I met my examiner in the FBO, both on time, and we climbed into the airplane. Startup checklist complete, all stepladders in the baggage compartment. I keyed in my first radio call, and—nothing. I tried again. Not even static in my ears. I could hear the examiner just fine—nothing wrong with the plane—but neither she nor the other pilots in the pattern could hear me. Something was wrong with the headset. You’ve got to be kidding me!
I was wearing a different headset from the Bluetooth set I borrowed from my examiner for the first three parts of the check ride. It was an old pair of David Clarks that worked just fine solo but occasionally cut out when two people plugged into the radio system. How could I have forgotten to pack Plan B? My grand visions of ending the summer as a private pilot crumbled. After 70 flight hours, 231 landings, and 20 days in check ride limbo, I was stalled ten minutes and two touch-and-go’s from the finish line. Godspeed, PPL.
“That’s OK, I’ll make the radio calls.” My examiner’s voice rang across the radio waves like the voice of God, calling me out of purgatory. I froze, stunned. She keyed in our position and told the traffic we were departing for pattern work. I was still frozen. She turned to me and must have seen the whites of my eyes grow past the rims of my sunglasses. “Ready to go?” I blinked and locked the windows. “Ready.”

Two landings and ten minutes later, I was holding my paper private pilot’s license. Seventy-two hours after that, my dad and I took off with full fuel and a full baggage compartment for a hiking trip in West Texas.
Strangely enough, our four-day, round-trip trek was a reprise of my twenty-one-day check ride. On the first takeoff, we departed immediately after after a King Air 350. So I watched the wind, waited three minutes, and angled our climb-out to avoid the wake turbulence.

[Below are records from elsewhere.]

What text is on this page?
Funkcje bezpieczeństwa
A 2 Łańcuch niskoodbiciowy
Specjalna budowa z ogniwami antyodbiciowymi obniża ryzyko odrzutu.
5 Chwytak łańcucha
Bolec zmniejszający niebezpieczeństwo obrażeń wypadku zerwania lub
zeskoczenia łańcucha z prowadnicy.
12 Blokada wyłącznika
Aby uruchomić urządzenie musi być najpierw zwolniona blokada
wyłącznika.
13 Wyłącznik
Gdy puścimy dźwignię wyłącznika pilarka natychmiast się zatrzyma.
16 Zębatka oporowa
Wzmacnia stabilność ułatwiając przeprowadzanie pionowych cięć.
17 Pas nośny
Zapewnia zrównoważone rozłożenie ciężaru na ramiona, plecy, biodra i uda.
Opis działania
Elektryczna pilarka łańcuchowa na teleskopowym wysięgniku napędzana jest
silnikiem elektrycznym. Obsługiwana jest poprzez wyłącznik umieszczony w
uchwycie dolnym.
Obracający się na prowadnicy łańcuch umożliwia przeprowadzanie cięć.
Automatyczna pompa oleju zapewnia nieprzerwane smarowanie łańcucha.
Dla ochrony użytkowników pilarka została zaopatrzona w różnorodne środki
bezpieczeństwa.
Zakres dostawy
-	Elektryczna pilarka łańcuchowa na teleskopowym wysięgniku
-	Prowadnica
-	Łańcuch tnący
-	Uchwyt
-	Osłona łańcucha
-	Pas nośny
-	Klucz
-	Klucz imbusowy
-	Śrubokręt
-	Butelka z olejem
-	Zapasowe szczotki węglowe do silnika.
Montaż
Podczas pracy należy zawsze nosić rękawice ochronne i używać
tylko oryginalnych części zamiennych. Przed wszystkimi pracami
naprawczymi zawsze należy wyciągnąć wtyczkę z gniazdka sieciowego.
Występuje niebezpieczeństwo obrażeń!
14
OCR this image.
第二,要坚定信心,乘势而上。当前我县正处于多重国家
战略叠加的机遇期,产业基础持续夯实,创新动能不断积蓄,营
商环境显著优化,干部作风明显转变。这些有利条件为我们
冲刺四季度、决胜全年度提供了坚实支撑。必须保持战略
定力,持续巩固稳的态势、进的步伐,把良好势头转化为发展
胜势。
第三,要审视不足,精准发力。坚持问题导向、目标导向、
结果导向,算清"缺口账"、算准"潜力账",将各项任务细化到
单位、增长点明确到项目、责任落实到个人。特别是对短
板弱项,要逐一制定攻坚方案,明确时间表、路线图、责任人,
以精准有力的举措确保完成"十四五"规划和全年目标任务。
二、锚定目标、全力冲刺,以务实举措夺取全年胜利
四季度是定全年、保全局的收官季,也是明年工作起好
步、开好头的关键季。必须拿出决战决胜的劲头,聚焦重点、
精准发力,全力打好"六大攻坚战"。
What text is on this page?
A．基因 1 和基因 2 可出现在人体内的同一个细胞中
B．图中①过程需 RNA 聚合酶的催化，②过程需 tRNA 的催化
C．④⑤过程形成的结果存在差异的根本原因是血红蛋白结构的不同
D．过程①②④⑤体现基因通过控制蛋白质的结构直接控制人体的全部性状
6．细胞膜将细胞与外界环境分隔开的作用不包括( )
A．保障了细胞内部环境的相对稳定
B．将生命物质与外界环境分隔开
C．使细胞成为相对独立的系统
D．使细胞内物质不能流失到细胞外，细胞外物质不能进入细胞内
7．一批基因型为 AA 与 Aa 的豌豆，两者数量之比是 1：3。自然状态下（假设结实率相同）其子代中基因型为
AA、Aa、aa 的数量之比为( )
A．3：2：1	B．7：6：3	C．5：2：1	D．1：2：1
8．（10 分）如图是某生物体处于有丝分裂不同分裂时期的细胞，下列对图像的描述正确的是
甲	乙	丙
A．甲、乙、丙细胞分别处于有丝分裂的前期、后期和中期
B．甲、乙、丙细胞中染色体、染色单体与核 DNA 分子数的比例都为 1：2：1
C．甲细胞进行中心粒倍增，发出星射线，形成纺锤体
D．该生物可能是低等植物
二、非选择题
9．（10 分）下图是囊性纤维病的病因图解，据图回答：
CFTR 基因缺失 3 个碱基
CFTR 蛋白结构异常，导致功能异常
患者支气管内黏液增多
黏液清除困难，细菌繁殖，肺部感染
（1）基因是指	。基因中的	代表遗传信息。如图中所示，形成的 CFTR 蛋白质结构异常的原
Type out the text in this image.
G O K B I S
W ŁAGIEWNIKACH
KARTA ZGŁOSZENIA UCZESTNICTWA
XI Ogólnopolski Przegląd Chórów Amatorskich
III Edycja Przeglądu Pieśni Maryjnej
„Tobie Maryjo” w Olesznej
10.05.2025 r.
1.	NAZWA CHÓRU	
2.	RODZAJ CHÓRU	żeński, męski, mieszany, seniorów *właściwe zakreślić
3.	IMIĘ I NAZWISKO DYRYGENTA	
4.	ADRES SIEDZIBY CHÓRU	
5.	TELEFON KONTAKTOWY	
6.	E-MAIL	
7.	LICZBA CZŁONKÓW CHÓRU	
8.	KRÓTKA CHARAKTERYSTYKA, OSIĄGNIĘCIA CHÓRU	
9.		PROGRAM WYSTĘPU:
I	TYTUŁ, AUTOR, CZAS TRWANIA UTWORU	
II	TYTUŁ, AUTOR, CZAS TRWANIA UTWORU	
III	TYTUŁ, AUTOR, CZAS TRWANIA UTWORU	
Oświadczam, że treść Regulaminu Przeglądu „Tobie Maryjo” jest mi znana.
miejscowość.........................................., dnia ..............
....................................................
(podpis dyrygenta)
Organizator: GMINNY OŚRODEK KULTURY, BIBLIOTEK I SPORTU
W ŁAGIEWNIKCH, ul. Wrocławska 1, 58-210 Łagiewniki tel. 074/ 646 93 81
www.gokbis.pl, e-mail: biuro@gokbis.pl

Two days later, halfway through the leg from Carlsbad, New Mexico, to El Paso, Texas, our alternator gave out, and we had an in-flight electrical failure. We landed with no transponder, no radios, and no flaps. But thanks to all the practice I did during the check ride, it was no problem. The private pilot exam, it turns out, was the best training I could have asked for before my first long cross-country flight as a private pilot.